We have read and commented on some of your references, and we find them gravely lacking in relevant explicitness and gravely lacking in convincing detail.
We ask for all your explicit details in your own words of how your sources calculated St. I mean the details of the arithmetical methods of the sources of your “data” for St. How precisely do you, in your own words, define window radiation, both in general ordinary language and physical terms and in arithmetical method? Until you answer this, we will, I think, not be interested in your spread-sheet arithmetic.
It is admirable to see how interested you are in this important matter, and we look forward to your answers to our questions. It seems that you know far better than I do the area of literature that interests you, but I see more likely areas to read in and think about than the ones you boss me to search, about which you seem thoroughly expert, and could very easily and in explicit detail tell us all, perhaps just off the top of your head, if you chose, information that we repeatedly ask for from you in your own words. If you gave the explicit information I would check it.
Again I admire your knowledge and expertise, but I urge you to take positive account of the interest of your readers, instead of crowing with glee when you find they are not interested in what you write to them.
Yours sincerely,
Christopher Game
Oh phooey Chris.
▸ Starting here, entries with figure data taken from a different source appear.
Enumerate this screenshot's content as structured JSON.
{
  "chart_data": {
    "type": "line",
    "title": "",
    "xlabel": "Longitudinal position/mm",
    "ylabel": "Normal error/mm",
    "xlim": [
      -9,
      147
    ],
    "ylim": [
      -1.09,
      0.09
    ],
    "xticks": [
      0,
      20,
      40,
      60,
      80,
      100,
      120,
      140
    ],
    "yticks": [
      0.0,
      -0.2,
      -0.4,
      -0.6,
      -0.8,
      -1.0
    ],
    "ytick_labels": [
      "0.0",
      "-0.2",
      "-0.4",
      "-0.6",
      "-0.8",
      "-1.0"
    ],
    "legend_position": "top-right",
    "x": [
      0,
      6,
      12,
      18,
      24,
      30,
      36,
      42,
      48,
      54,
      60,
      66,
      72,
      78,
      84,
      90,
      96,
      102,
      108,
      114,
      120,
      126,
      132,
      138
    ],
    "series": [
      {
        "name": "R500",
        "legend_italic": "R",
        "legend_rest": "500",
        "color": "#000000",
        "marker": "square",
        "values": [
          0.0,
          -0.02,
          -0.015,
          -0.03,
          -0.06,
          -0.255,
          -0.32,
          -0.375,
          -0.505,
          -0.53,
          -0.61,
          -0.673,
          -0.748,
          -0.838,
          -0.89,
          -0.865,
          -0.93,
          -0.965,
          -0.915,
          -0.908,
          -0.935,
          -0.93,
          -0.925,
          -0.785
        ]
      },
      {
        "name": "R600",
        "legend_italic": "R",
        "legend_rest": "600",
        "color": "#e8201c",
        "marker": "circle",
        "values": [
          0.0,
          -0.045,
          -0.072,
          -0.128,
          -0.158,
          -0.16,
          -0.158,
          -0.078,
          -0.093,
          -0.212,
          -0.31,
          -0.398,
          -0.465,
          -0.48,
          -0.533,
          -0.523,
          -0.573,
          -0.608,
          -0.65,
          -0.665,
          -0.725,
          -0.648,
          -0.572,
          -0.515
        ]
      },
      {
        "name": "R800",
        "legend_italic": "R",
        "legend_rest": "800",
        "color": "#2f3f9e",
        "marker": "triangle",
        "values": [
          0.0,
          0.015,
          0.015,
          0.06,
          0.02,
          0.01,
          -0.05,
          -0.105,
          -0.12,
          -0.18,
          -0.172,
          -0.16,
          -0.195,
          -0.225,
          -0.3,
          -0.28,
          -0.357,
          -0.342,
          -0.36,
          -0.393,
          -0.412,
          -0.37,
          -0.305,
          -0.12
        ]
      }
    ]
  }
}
Why don’t you just read something truly meaningful like e.g. Lindzens 1990 (!) paper: ” Some uncertainities with respect to water vapor’s role in climate sensitivity” and work your way (up) from there. As I said before, the responsibility for your basic education in climate science resides with you – it is not up to other bloggers to patiently deal it out to you bit by bit
All this energy spent on waffle…..
Be a man, walk the walk.
Dear Steve Short,
Your response is entirely ad hominem.
Yours sincerely,
Christopher Game
Steve Short.
This isn’t a “forum”, it’s more like a Q&A thread that answers questions posed to the “original poster’s post”!
The “original poster” doesn’t seem to read our posts in the way that we originally intended them to be understood. Perhaps your points would be better understood in other fora (that’s where I’ve decided to go).
Best regards, suricat.
[...] http://jennifermarohasy.com/blog/2009/05/the-climatically-saturated-greenhouse-effect/ [...]
Interesting forum, though spreadsheets tend only to work in the world of academia where there are clear skies and cloudy skies irrespective of whether those skies are over ocean, desert, or rainforest. Clear skies over rainforest for example do not produce the same extremes of temperature as clear skies over desert. (Indeed, rainforests do have dry seasons, for example the dry season in what remains of the West African rainforest lasts from November to March).